11. Il ressort des pièces du dossier que Mme B a sollicité auprès de l’inspecteur d’académie de Nantes le bénéfice d’un congé de longue maladie. Un premier avis défavorable a été rendu par le comité médical départemental le 3 septembre 2020 en raison d’une absence de gravité confirmée de la pathologie et confirmé par un avis du comité médical supérieur en date du 26 janvier 2021 indiquant que l’état de santé de l’intéressée ne rentre pas dans les critères médicaux applicables. Le comité médical départemental s’est, le 8 juillet 2021, prononcé favorablement à sa mise en disponibilité d’office pour inaptitude. Le recteur de l’académie de Nantes s’est conformé à cet avis en décidant, le 15 juillet 2021, le placement en disponibilité d’office de Mme B à compter du 28 janvier 2021 et jusqu’au 27 octobre 2021. Par un arrêté du 18 octobre 2022, il l’a maintenue dans cette position pour une période comprise entre le 28 octobre 2022 au 28 février 2023. Toutefois, il n’est pas établi que, préalablement à ces décisions de placement en disponibilité d’office, l’administration a invité l’intéressée à présenter, si elle le souhaitait, une demande de reclassement. Dans ces conditions, le recteur a entaché l’arrêté contesté d’une erreur de droit.

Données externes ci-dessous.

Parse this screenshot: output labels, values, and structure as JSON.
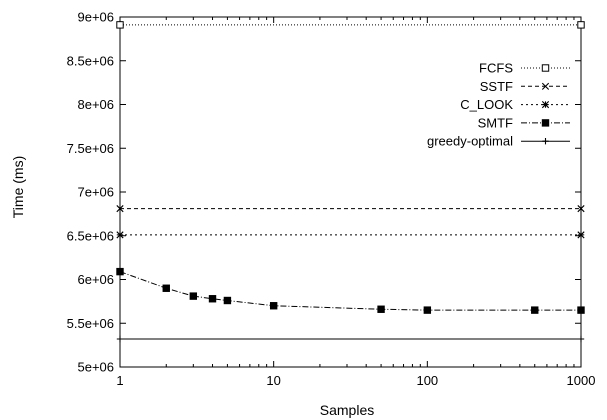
{
  "chart_data": {
    "type": "line",
    "title": "",
    "xlabel": "Samples",
    "ylabel": "Time (ms)",
    "xscale": "log",
    "xlim": [
      1,
      1000
    ],
    "ylim": [
      5000000,
      9000000
    ],
    "xticks": [
      1,
      10,
      100,
      1000
    ],
    "xtick_labels": [
      "1",
      "10",
      "100",
      "1000"
    ],
    "yticks": [
      5000000,
      5500000,
      6000000,
      6500000,
      7000000,
      7500000,
      8000000,
      8500000,
      9000000
    ],
    "ytick_labels": [
      "5e+06",
      "5.5e+06",
      "6e+06",
      "6.5e+06",
      "7e+06",
      "7.5e+06",
      "8e+06",
      "8.5e+06",
      "9e+06"
    ],
    "grid": false,
    "legend_position": "right",
    "series": [
      {
        "name": "FCFS",
        "marker": "square-open",
        "dash": "1,2",
        "x": [
          1,
          1000
        ],
        "y": [
          8910000,
          8910000
        ]
      },
      {
        "name": "SSTF",
        "marker": "x",
        "dash": "4,3",
        "x": [
          1,
          1000
        ],
        "y": [
          6810000,
          6810000
        ]
      },
      {
        "name": "C_LOOK",
        "marker": "asterisk",
        "dash": "2,3",
        "x": [
          1,
          1000
        ],
        "y": [
          6510000,
          6510000
        ]
      },
      {
        "name": "SMTF",
        "marker": "square-filled",
        "dash": "6,2,1,2",
        "x": [
          1,
          2,
          3,
          4,
          5,
          10,
          50,
          100,
          500,
          1000
        ],
        "y": [
          6090000,
          5900000,
          5810000,
          5780000,
          5760000,
          5700000,
          5660000,
          5650000,
          5650000,
          5650000
        ]
      },
      {
        "name": "greedy-optimal",
        "marker": "plus",
        "dash": "",
        "x": [
          1,
          1000
        ],
        "y": [
          5320000,
          5320000
        ]
      }
    ]
  }
}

12. Il résulte de ce qui précède que, sans qu’il soit besoin de se prononcer sur les autres moyens de la requête, l’arrêté rectoral du 18 octobre 2022 doit être annulé en tant qu’il maintient Mme B en disponibilité d’office pour raisons de santé du 28 octobre 2022 au 28 février 2023.
Sur les conclusions à fin d’injonction sous astreinte :
13. Eu égard, d’une part, au motif d’annulation retenu au point 11 et, d’autre part, à la circonstance que Mme B a été radiée des cadres de l’administration à compter du 1er mars 2023, le présent jugement n’implique aucune mesure d’exécution. Dès lors, les conclusions visées ci-dessus doivent être rejetées.
Sur les frais liés à l’instance :
14. Il y a lieu, dans les circonstances de l’espèce, de faire application des dispositions de l’article L. 761-1 du code de justice administrative et de mettre, à ce titre, à la charge de l’Etat la somme de 1 500 euros à verser à Mme B.
D E C I D E :
Article 1er : L’arrêté du 18 octobre 2022 est annulé en tant qu’il maintient Mme B en disponibilité d’office pour raisons de santé du 28 octobre 2022 au 28 février 2023.
Article 2 : L’Etat versera à Mme B la somme de 1 500 euros au titre de l’article L. 761-1 du code de justice administrative.
Article 3 : Le surplus des conclusions des requêtes est rejeté.
Article 4 : Le présent jugement sera notifié à Mme C B et à la ministre de l’éducation nationale.
Copie en sera adressée à la rectrice de l’académie de Nantes.
Délibéré après l’audience du 25 mars 2025, à laquelle siégeaient :
M. Besse, président,
M. Barès, premier conseiller,
M. Delohen, conseiller.
Rendu public par mise à disposition au greffe le 15 avril 2025.
Le rapporteur,
M. BARES
Le président,
P. BESSE La greffière,
C. DUMONTEIL
La République mande et ordonne à la ministre de l’éducation nationale en ce qui le concerne et à tous commissaires de justice à ce requis en ce qui concerne les voies de droit commun contre les parties privées, de pourvoir à l’exécution de la présente décision.